3.3 Het middel klaagt (zie onderdelen c-f) dat het hof buiten de rechtsstrijd is getreden door in rov. 29 van het eindarrest de factor arbeid ter hoogte van € 57,00 in mindering te brengen op de door verkoopster opgevoerde maandelijkse verzorgingskosten, nuvoor deze aftrek geen enkele steun is te vinden in het partijdebat (waarvan in de onderdelen a-c een weergave wordt gegeven).
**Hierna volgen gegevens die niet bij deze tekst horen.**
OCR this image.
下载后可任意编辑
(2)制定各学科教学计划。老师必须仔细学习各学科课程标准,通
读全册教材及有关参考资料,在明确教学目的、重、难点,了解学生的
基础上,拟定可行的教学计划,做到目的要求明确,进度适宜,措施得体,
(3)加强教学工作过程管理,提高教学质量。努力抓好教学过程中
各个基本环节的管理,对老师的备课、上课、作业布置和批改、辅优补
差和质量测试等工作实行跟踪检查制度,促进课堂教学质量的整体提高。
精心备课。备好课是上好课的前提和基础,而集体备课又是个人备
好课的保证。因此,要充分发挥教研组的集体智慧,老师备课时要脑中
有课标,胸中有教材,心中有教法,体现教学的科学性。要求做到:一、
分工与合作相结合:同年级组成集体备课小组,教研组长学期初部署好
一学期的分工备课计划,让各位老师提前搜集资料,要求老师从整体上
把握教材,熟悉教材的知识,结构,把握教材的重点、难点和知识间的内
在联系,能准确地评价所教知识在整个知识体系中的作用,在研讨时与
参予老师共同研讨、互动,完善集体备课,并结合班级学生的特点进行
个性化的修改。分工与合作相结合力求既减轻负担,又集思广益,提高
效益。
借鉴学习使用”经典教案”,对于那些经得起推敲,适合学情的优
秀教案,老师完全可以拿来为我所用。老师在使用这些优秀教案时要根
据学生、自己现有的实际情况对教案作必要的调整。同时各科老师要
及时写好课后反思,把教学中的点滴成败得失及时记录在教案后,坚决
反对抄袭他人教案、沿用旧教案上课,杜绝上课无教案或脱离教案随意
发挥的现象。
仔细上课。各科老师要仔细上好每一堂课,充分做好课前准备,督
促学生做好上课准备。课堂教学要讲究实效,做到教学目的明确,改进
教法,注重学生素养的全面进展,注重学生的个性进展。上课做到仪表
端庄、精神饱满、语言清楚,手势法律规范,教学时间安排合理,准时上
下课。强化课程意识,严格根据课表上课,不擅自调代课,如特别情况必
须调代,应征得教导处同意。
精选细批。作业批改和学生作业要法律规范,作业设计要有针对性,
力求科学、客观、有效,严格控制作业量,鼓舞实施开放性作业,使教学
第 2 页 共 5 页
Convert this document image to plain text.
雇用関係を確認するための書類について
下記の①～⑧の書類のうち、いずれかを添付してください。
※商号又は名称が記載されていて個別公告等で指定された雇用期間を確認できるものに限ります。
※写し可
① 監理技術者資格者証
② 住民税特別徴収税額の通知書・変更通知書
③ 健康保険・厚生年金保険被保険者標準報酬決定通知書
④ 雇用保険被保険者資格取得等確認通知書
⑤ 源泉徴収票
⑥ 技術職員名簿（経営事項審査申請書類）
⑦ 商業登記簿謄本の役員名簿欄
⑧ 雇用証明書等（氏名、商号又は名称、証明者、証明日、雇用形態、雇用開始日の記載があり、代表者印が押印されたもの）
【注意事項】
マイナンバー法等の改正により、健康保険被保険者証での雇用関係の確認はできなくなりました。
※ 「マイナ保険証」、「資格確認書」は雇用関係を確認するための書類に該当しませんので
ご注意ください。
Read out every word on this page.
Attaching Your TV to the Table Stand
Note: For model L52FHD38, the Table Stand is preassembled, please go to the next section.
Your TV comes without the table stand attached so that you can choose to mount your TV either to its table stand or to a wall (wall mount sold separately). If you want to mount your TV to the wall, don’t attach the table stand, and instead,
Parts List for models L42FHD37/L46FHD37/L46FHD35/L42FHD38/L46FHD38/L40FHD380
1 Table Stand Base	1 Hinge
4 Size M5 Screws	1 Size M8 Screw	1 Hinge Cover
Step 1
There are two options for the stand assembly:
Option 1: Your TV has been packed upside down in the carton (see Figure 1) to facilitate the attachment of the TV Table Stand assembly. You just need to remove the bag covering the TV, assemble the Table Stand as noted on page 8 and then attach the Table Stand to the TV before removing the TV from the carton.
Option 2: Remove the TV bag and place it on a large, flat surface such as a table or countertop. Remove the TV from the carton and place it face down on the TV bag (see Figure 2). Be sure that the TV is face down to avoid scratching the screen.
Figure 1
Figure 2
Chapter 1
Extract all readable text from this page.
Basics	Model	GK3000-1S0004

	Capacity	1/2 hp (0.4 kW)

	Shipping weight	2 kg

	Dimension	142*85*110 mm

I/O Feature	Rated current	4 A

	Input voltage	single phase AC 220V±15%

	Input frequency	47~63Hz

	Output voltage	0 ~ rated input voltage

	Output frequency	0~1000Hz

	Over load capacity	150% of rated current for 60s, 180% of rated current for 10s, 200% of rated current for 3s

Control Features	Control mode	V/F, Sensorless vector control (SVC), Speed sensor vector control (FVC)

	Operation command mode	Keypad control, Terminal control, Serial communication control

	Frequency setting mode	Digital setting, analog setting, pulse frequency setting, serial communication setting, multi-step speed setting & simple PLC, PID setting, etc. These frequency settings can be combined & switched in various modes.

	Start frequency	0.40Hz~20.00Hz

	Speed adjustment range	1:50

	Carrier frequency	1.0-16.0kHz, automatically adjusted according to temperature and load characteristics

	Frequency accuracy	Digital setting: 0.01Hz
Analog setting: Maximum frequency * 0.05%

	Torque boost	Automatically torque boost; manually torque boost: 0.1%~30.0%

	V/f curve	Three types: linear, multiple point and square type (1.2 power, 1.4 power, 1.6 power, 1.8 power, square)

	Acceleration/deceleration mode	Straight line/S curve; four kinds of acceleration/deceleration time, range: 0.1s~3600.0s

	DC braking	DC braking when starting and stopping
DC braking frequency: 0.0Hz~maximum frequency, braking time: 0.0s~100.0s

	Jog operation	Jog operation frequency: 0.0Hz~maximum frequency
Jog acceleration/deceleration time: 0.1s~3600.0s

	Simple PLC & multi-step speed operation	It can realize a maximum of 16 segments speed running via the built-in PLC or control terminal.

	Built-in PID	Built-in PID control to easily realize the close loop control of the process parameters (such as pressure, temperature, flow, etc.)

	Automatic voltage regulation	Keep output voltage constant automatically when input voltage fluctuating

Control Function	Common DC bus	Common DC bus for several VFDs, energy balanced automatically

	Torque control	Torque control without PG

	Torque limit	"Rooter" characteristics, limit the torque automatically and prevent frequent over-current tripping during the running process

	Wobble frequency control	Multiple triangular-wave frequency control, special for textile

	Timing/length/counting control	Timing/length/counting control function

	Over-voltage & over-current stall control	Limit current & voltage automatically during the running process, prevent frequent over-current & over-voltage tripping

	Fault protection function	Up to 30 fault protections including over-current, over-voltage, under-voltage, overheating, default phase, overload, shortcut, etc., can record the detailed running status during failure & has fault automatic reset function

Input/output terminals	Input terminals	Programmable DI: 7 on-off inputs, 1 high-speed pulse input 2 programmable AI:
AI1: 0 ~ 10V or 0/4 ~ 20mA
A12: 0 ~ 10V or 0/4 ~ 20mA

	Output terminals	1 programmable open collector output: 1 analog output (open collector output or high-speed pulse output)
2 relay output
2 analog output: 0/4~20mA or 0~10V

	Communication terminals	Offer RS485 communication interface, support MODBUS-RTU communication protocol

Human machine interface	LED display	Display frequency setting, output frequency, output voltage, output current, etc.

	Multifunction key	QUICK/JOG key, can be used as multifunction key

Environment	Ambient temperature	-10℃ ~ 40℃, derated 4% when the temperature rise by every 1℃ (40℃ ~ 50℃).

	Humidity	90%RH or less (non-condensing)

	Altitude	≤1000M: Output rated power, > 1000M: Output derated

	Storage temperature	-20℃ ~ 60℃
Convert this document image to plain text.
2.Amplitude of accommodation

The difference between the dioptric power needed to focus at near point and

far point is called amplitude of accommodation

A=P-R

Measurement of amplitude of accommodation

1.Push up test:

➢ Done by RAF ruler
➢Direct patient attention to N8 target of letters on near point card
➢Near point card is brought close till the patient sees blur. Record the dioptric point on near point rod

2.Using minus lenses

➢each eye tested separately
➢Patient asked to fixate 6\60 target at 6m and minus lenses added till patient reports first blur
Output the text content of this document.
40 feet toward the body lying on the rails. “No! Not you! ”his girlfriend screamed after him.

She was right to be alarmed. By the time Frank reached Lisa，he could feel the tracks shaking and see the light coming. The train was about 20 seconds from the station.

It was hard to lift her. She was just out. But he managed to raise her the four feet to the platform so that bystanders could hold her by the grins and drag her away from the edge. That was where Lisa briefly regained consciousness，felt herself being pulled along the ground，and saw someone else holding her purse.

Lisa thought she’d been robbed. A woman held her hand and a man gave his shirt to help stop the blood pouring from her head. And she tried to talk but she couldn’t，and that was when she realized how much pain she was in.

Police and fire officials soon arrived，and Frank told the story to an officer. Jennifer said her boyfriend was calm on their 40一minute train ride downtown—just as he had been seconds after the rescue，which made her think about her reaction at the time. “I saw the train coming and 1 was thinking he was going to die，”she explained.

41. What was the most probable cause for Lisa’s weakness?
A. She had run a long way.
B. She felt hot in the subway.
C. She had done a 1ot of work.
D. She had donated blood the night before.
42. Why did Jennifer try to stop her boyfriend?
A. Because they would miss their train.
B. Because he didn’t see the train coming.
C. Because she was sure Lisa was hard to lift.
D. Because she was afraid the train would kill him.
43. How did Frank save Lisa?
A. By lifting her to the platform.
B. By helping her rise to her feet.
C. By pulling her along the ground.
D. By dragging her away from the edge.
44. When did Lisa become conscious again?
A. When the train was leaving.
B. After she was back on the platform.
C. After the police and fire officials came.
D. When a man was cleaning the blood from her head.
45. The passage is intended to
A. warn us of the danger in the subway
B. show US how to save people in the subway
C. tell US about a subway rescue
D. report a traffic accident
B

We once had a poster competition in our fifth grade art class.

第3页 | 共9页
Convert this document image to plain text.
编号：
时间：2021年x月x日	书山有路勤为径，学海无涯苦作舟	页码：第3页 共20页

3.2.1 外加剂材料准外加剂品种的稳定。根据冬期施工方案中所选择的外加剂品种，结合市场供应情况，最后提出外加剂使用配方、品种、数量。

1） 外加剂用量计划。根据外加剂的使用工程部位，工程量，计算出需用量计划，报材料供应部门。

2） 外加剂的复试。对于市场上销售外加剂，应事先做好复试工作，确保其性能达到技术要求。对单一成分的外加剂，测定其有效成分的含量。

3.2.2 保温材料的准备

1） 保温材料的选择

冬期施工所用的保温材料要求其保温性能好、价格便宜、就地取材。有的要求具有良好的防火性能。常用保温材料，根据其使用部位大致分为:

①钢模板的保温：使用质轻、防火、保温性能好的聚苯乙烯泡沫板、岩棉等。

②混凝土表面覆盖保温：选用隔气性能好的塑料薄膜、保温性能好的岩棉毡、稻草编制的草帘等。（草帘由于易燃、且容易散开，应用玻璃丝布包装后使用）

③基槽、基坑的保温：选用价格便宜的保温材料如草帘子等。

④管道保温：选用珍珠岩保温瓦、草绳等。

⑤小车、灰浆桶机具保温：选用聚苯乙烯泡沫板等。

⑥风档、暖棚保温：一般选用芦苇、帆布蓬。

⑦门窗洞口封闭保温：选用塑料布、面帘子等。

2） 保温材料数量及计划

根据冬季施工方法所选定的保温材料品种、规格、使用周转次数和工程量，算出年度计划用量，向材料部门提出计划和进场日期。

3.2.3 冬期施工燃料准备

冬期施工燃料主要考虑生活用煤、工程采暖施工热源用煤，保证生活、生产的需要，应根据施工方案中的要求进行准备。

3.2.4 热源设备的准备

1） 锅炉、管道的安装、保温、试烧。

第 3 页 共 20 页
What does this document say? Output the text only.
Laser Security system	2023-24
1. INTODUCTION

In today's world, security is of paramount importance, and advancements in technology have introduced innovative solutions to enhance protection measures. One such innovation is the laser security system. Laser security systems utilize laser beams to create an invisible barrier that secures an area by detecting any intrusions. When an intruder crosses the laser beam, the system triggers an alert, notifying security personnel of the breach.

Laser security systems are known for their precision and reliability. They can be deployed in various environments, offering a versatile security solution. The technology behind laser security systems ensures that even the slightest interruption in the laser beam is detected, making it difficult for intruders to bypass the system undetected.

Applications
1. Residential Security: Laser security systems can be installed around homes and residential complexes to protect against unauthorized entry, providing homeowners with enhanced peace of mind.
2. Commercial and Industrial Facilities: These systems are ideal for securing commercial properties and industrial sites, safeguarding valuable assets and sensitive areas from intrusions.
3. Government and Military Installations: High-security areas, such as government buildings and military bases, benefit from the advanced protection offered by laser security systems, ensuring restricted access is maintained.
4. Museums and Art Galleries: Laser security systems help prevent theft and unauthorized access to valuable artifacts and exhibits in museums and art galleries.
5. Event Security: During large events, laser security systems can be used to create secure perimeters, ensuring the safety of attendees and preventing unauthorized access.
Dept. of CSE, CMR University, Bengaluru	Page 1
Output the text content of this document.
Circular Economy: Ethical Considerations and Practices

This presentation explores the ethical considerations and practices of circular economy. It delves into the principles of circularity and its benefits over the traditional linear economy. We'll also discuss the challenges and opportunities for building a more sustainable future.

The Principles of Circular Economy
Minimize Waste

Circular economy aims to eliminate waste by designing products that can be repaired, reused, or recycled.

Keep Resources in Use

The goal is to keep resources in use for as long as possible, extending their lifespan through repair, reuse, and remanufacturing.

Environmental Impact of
3.4 Het middel dient te falen bij gebrek aan feitelijke grondslag. Tijdens de comparitie heeft mr. Meijer bezwaar gemaakt tegen de door verkoopster opgevoerde verzorgingskosten en daarbij aangevoerd dat sprake zou zijn van een eigen paard, terwijl de gehanteerde tarieven zijn afgestemd op pensionpaarden (zie het derde blad van het proces-verbaal). Anders dan het middel veronderstelt, is de factor arbeid dus wel aan de orde gesteld. Voorts heeft koopster gezegd een bedrag van€ 175,- per maand voor verzorgingskosten redelijk te vinden (zie het vierde blad van het proces-verbaal). Het oordeel van het hof in rov. 29 is, in het licht van de vorenstaande stellingen van koopster en haar advocaat in onderling verband bezien, niet onbegrijpelijk en het hof is er m.i. ook niet mee buiten de rechtsstrijd getreden. Het incidentele beroep moet derhalve worden verworpen.

Conclusie A-G
De conclusie strekt in het principale beroep en in het voorwaardelijk incidentele beroep tot verwerping.

De Hoge Raad
De Hoge Raad sluit zich bij het oordeel van de A-G aan. De Hoge Raad verwerpt het principale beroep en incidentele beroep.